Dirt

The land was bleak, what folks called ‘hardscrabble’, because that’s what it meant to farm it. And farm it they did, to varying degrees of success. The man remembered growing up on a mean paste made from dried maize, the only thing of nutritional value that his father had been able to raise from the ashy soil. Somehow, they had survived.

The sky overhead sealed the sound in and the light out, like a heavy woolen blanket made up of clouds with empty threats of rain. It was the same sky that he had stared up into as a boy, and as he stood there on the edge of the dead property it filled him with an overwhelming ennui that made him want to sit him right down in the dirt. Instead, he bowed his head and sighed, briefly considered offering up a prayer, then raised his eyes once more and strode across the dusty earth to stand on the threshold of the old farmhouse.

It is important to recognize here that the term ‘farmhouse’ describes the function the structure once served. To say that it had fallen into disrepair would be generous. The place was a ruin. A few of the main support timbers still stood, but only as splinter-topped teeth. Most of the plank siding had fallen into jumbled piles, and from his vantage point at the entrance he could look down through the ragged remains of the floor into the root cellar. It had once been a place of dark and musty terrors, but time had rendered it into just another hole in the ground, a rough-hewn bunker exposed by the erosion that had benighted the place.

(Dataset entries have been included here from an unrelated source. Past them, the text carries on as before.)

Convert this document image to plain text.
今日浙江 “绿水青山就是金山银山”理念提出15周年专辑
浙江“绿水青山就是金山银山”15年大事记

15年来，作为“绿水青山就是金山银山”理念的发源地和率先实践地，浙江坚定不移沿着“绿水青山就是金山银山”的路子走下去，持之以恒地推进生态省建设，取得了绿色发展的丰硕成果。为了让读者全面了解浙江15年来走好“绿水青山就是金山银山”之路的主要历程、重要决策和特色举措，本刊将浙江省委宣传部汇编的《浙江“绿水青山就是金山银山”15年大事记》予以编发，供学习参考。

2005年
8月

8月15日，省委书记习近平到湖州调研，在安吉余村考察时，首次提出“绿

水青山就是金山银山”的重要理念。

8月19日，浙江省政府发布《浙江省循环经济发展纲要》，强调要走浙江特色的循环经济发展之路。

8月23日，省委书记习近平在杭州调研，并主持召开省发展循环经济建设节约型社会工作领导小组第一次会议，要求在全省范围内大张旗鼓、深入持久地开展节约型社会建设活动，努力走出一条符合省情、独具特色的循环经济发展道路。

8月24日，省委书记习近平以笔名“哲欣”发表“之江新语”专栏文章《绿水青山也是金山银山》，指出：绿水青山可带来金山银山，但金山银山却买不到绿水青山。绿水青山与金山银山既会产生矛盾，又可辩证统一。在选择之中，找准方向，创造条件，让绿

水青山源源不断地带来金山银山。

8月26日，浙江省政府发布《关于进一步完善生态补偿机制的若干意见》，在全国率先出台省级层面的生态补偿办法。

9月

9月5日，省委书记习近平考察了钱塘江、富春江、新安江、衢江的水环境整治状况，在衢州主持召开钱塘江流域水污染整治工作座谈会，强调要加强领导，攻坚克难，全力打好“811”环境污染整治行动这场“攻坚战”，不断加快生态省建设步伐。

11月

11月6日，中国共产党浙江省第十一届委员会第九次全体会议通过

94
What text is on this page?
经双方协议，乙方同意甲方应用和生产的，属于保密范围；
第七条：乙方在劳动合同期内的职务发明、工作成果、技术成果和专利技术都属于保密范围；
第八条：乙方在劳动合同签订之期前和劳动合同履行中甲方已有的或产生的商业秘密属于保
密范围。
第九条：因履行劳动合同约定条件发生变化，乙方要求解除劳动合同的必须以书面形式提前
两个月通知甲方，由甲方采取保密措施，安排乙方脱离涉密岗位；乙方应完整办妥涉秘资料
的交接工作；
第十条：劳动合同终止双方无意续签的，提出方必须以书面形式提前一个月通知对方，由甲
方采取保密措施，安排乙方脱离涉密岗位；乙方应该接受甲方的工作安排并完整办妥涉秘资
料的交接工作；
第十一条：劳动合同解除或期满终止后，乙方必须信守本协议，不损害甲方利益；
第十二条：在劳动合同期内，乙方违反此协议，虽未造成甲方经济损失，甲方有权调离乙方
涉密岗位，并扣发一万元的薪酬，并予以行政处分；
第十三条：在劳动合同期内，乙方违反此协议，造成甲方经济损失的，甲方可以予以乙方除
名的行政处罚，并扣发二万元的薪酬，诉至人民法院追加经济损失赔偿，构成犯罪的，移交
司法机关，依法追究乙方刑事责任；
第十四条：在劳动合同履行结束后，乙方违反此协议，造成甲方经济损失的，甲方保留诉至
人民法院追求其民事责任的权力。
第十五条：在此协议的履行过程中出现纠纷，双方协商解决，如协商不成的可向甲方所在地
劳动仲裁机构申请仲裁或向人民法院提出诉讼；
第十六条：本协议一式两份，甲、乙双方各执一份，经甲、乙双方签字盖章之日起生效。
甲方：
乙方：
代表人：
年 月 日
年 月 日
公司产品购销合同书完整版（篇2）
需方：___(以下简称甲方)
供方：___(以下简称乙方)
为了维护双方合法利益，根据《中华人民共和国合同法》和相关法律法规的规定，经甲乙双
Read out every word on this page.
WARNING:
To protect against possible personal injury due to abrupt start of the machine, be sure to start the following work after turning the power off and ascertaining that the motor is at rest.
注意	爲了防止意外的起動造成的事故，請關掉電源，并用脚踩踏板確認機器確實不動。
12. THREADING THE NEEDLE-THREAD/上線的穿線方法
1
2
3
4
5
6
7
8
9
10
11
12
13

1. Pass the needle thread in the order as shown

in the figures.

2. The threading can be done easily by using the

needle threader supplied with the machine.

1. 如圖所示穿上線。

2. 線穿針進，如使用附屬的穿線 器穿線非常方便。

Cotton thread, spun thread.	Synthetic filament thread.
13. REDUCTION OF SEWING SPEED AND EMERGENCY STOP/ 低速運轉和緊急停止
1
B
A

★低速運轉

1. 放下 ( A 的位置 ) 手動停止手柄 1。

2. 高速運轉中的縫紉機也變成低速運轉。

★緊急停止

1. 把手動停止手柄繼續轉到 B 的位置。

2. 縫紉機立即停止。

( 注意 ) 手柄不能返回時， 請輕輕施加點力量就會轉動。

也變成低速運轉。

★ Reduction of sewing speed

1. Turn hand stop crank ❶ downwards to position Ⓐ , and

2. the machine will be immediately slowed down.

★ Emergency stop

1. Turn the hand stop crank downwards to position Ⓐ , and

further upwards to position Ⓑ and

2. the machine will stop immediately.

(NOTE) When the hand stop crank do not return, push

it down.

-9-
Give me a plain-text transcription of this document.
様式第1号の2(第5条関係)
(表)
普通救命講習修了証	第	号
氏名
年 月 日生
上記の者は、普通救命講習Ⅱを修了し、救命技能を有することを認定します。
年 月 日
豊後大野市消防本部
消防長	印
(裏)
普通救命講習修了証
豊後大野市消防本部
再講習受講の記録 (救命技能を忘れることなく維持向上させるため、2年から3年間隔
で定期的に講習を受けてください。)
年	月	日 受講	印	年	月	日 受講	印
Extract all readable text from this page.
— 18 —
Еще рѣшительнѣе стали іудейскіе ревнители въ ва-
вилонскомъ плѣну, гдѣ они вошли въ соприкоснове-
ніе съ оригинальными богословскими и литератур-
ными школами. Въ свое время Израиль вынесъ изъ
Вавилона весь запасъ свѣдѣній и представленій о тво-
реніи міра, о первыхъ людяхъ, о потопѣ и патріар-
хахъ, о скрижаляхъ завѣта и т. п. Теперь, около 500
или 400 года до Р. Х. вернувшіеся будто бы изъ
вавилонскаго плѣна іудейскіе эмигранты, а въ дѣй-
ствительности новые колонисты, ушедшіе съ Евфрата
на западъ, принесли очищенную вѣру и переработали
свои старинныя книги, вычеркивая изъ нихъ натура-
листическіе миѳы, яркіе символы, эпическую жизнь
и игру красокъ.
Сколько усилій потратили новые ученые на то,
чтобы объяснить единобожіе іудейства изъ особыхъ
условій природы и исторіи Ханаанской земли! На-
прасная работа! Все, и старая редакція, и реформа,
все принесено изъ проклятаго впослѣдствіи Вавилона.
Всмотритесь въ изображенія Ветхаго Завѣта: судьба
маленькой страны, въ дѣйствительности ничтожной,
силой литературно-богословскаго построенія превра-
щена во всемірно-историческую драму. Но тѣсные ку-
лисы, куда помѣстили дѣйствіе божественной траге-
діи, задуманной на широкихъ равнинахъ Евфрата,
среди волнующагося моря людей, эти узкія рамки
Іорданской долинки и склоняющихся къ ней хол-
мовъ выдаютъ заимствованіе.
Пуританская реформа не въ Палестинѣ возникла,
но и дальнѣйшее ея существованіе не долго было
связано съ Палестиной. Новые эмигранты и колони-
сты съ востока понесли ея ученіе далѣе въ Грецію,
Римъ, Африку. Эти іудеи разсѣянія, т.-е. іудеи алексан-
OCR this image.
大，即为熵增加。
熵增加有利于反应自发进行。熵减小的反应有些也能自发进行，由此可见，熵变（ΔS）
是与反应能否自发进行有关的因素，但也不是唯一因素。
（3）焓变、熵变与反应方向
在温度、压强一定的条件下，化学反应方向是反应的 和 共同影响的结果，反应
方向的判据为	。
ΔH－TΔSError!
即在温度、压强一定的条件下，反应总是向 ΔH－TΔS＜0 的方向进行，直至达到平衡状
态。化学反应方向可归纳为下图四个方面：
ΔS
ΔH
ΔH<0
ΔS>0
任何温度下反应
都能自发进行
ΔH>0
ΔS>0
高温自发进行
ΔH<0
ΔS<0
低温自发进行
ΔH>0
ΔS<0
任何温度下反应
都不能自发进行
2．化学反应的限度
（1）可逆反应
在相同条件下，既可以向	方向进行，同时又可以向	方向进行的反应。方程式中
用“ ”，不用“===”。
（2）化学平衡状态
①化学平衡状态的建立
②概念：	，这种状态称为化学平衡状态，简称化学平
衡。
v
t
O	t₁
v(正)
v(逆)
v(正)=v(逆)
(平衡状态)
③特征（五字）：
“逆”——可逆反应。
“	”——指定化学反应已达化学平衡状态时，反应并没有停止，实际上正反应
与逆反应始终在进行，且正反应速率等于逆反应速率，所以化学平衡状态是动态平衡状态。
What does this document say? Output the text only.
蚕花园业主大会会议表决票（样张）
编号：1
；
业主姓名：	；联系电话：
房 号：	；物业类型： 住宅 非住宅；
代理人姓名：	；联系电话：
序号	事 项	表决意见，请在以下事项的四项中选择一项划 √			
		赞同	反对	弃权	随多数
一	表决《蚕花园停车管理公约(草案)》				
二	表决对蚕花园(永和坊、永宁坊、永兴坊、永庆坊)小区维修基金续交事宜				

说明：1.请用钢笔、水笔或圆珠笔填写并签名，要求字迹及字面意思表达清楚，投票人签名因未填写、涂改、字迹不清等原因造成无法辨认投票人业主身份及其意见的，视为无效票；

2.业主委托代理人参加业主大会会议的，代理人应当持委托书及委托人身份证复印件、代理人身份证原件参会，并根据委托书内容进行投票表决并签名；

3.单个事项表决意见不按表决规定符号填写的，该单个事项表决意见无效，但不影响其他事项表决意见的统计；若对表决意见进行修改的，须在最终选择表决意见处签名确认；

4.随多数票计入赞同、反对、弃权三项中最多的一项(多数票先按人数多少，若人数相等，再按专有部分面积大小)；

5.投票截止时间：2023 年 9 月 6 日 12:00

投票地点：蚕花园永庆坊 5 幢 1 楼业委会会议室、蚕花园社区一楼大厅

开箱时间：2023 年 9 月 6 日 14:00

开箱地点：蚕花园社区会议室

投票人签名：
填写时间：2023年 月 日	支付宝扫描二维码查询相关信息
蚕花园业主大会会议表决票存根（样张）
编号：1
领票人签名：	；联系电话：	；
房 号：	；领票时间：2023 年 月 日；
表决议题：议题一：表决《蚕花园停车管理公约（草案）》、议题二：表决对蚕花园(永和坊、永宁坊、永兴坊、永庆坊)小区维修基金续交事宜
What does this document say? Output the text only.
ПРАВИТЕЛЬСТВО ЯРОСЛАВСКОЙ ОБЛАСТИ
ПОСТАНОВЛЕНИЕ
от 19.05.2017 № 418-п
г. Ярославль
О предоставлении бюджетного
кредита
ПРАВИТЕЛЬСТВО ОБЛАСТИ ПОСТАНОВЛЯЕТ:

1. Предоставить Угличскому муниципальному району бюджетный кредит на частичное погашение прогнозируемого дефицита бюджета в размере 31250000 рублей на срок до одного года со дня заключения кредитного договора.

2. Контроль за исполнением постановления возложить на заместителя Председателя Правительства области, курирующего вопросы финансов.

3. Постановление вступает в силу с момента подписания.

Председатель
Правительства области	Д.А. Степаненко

He dared not step onto the rotten planks that remained, for a fall so far from medical help would be disastrous. Instead, he let his memory fill in the gaps that time had created, both mentally and physically. An old cast-iron wood stove stood in one corner, its pipe stolen long ago. The little black pot-bellied device had never once burned a stick of wood, as far as he could recollect, and instead had converted dung into heat. Recalling that brought back the gritty taste of burned shit, how it had seemed to permeate the flesh that clothed his bones and sit on the back of his young tongue like a brand of poverty. He spat, reflexively, and found that his mouth had gone dry and all that he could muster was cartoonish sputtering.

“Seen enough?” the carter called from the road. He looked back over his shoulder at the gleaming carriage that had taken him there and wondered at how alien it appeared. He had never seen its like here before, and it was probable that such would never again visit that place. He ran a rough palm over his face and nodded to himself.

“Yes,” he said, and retraced his steps back to that vehicle which would take him far from the sad place of his birth. He struggled to recall why he had even come, and he felt as though the visit had knocked something loosed from his soul, a fragment of himself to drift down and find a home there in the unforgiving ground, and perhaps, in time, to grow.